Wednesday, April 18, 2012
The Laurel & Hardy Project #11: Sugar Daddies
All of the films in the Project thus far have been two-reel shorts, which, a reel of film in the silent era being about ten minutes long, means they each run twenty minutes or less. They were also made very quickly in a studio setting. Maybe a month at most for the whole production. This is how we're now eleven films into the series and have progressed in time fourteen months from July 1926 to early September 1927. So, as you'd expect under these conditions, the films follow certain formulas and structures, and some gags get repeated in multiple films. At the most basic level, the two-reel comedy short tended to be evenly split in half, with the setup in the first reel and the conclusion in the second, usually filmed at two different locations (often the second reel has two locations intercut). Think of With Love and Hisses evenly divided between the train location of the first reel and the camp location of the second, or Love 'Em and Weep with the office location for the first reel and the intercut restaurant and home locations for the second. This basic structure makes me think something is wrong with Sugar Daddies, or at least the version included in this DVD set. The first reel is simply too short at less than seven minutes long, and as a result the film feels even slighter than it should. This fact, plus some recycled jokes, make this the least satisfying film in the Project yet.
James Finlayson plays a millionaire drunk who accidentally gets married one night on a bender. Oliver Hardy plays his butler (this isn't the first time Hardy's played a butler and I don't really get it, he doesn't seem right for that type of part at all to me). The new wife turns out to be a grifter and her brother blackmails Finlayson. The lawyer, Stan Laurel, is called in to help (this sequence has the best touch in the film: looking closely you can see that Laurel's office, specifically his telephone, is covered in cobwebs; it's that kind of attention to detail that leaks through even the worst films of great filmmakers. The production still at the top shows the office without dust). But abruptly, the reel ends here with the three heroes running away from the gun-toting brother and the second part starts with them hiding out at the sea shore. The grifters discover their location thanks to a newspaper item about Finlayson and 27 chorus girls (interestingly, the rest of the newspaper is taken up with a story about Edward Muybridge, whose photographic experiments helped lay the foundation for motion picture technology). When the bad guys show up at the hotel, we get an early version of what will become a Laurel & Hardy catchphrase: Laurel says to Hardy, "A fine mess you've made of things!" What follows are some typical chase antics, including the "Laurel sits on Finlayson's back and they pretend to be a ridiculously tall woman" gag from Love 'Em and Weep, which is extended here far past the point where it's actually funny.

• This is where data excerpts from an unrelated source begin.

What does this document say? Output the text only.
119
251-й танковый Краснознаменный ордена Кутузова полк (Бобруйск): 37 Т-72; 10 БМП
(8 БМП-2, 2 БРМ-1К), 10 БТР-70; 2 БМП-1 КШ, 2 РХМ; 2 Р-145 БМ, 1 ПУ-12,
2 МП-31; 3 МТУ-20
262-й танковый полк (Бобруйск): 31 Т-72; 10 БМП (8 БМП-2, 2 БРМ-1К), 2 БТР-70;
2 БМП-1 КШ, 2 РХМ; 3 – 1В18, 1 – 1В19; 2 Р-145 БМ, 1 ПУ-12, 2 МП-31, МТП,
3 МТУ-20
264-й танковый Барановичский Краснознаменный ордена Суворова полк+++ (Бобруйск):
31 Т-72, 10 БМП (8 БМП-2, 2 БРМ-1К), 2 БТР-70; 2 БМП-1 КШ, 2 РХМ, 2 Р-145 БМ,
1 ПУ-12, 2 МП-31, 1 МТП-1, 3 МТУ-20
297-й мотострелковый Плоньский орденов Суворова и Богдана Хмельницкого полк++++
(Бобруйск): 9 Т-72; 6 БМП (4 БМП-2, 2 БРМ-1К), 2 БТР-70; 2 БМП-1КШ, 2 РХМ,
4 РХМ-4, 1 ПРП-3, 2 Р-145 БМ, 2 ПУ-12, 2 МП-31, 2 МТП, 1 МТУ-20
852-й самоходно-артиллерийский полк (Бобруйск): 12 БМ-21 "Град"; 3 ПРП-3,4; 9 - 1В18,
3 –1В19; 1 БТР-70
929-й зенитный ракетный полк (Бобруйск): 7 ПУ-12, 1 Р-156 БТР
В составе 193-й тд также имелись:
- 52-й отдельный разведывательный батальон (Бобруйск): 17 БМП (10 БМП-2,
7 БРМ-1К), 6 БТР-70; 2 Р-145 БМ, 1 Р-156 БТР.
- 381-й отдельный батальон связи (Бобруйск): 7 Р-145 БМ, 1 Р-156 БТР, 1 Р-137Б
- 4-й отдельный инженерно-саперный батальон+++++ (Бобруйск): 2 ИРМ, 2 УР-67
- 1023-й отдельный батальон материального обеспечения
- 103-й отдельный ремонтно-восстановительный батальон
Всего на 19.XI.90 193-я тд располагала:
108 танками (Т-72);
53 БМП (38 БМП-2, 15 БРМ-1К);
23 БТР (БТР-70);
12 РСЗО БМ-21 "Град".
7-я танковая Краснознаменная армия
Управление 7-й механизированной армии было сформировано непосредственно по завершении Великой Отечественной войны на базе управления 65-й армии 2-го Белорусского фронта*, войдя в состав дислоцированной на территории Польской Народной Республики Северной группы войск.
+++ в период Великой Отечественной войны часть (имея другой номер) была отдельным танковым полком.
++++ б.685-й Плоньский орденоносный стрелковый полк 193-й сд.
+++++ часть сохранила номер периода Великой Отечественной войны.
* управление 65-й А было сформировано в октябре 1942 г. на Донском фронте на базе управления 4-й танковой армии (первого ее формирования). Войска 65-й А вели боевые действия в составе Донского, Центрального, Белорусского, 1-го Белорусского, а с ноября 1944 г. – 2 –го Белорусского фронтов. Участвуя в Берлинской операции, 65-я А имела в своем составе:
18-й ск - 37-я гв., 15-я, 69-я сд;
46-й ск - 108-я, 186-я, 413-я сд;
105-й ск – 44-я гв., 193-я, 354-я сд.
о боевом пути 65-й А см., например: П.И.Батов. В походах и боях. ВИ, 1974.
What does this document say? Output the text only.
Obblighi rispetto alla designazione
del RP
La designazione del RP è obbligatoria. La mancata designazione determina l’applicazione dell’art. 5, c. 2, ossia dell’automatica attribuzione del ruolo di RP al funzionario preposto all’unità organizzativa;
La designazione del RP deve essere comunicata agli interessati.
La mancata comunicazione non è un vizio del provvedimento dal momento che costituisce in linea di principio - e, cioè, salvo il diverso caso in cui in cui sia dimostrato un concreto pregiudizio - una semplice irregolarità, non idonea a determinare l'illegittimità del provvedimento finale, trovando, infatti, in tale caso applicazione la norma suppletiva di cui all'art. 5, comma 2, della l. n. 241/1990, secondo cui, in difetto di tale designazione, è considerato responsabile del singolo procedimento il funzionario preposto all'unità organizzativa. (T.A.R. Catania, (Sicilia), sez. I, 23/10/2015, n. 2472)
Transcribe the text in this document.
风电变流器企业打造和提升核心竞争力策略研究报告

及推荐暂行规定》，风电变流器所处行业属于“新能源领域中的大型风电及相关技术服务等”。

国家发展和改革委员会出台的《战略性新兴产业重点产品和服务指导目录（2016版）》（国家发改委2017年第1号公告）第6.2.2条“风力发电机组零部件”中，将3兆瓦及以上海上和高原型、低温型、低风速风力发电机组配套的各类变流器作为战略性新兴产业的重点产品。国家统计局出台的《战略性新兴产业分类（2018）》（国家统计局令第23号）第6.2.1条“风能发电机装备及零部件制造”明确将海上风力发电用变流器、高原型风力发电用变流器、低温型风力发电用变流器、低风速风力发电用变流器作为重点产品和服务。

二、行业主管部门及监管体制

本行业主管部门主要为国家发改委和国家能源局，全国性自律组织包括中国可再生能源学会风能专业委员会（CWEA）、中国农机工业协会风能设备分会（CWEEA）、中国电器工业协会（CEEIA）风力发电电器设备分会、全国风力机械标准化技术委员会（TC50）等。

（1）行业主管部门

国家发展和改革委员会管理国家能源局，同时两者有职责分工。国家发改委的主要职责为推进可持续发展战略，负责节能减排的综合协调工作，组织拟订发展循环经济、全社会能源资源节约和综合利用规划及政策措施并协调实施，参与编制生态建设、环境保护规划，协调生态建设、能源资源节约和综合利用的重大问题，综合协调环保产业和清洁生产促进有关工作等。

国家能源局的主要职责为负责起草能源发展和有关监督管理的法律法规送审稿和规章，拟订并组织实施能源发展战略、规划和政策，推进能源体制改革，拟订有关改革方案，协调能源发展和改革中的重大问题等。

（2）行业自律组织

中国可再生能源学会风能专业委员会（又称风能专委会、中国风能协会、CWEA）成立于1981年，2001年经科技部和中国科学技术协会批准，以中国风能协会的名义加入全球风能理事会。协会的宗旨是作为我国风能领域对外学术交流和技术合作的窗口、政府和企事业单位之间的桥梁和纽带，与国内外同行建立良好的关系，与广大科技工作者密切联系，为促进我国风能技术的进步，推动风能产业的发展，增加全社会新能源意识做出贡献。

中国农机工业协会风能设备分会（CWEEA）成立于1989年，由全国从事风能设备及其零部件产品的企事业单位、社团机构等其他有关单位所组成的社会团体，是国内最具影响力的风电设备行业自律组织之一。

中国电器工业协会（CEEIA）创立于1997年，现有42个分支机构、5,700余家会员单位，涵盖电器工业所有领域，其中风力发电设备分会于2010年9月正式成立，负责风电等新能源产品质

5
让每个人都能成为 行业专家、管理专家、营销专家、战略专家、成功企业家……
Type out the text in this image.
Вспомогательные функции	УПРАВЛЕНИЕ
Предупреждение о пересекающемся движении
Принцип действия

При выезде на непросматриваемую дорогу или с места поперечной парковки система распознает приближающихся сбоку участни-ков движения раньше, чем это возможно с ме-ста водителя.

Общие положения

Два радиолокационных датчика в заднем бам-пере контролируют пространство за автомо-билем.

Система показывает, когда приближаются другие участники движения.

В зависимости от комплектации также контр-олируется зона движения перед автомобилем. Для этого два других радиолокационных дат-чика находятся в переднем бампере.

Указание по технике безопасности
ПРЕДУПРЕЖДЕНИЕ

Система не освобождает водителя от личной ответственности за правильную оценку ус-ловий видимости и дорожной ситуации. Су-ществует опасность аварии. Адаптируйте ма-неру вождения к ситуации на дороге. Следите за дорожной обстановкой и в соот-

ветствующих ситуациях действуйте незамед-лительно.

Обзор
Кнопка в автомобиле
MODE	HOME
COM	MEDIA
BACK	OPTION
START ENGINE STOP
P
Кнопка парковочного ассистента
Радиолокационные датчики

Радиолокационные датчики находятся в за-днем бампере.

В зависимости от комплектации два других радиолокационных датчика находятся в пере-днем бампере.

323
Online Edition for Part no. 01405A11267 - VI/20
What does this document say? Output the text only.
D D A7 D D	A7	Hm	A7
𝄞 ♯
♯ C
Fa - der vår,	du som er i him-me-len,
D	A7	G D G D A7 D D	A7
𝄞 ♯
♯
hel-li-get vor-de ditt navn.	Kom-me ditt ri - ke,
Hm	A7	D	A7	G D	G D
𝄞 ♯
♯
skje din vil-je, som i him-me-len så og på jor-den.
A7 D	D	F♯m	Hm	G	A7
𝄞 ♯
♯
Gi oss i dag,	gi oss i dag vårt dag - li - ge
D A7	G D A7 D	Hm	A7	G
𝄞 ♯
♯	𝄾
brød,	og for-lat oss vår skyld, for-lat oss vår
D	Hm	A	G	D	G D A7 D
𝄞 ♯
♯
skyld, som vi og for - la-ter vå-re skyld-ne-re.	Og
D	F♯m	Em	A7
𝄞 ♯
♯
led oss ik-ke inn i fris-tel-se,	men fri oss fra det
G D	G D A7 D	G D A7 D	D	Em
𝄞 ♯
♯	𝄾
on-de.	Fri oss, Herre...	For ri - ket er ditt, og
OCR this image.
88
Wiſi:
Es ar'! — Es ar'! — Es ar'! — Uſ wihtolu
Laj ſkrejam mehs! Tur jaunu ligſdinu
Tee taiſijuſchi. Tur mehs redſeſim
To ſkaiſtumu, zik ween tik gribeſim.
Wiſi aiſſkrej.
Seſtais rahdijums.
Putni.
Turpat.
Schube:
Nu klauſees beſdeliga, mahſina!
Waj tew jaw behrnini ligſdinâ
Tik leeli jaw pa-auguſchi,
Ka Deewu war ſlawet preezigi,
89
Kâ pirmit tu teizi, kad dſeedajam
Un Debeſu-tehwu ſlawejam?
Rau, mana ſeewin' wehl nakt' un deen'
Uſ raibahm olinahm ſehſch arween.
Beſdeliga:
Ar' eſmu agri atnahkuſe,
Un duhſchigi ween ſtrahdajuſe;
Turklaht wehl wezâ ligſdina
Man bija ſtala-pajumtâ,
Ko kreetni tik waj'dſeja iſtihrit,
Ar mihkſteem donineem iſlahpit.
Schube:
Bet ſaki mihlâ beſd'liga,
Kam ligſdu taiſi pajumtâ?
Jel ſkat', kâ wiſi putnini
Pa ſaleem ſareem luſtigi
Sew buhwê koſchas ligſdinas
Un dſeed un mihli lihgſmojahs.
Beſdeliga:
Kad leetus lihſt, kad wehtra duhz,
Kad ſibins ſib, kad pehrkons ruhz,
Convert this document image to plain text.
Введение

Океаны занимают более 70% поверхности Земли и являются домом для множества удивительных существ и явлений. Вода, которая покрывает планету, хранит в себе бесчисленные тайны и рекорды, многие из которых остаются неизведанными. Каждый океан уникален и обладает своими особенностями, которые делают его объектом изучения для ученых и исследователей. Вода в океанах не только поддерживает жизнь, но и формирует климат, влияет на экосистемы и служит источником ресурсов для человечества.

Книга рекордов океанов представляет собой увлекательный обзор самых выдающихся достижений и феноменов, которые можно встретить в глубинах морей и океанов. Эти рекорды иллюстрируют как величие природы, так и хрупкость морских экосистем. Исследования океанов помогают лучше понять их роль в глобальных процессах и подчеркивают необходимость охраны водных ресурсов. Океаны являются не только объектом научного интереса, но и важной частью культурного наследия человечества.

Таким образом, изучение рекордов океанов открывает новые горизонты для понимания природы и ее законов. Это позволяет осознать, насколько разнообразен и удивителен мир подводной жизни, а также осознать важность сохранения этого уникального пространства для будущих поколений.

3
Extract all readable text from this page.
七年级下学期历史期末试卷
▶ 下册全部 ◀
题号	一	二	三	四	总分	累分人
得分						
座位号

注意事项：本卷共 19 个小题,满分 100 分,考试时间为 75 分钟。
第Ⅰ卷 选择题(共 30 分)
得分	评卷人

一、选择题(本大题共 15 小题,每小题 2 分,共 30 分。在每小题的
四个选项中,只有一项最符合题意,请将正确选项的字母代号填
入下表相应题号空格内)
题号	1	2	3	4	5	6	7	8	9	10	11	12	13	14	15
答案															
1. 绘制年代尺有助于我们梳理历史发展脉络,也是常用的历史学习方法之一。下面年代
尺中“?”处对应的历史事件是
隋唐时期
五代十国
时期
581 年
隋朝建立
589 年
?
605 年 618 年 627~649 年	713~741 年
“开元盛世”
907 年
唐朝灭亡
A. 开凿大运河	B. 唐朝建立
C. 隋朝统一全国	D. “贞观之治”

The second part of the chase (the second half of reel two) takes place at an amusement park funhouse, which has some fun bits in it but the location doesn't seem like its possibilities are being fully exploited. Fifteen years later though, the cinematographer for Sugar Daddies would direct a film with a great funhouse sequence that shows it off at its surreal best. That film, A Damsel in Distress, stars Fred Astaire, George Burns, Gracie Allen and Joan Fontaine and was directed by George Stevens. Stevens also, of course, directed Gunga Din and Giant, both of which have screenplays credited to Fred Guiol, the director of Sugar Daddies and most of the early Laurel and Hardy films. Guiol began as a prop man for Harold Lloyd in the late teens and was Oscar nominated for the Giant screenplay, his last film credit.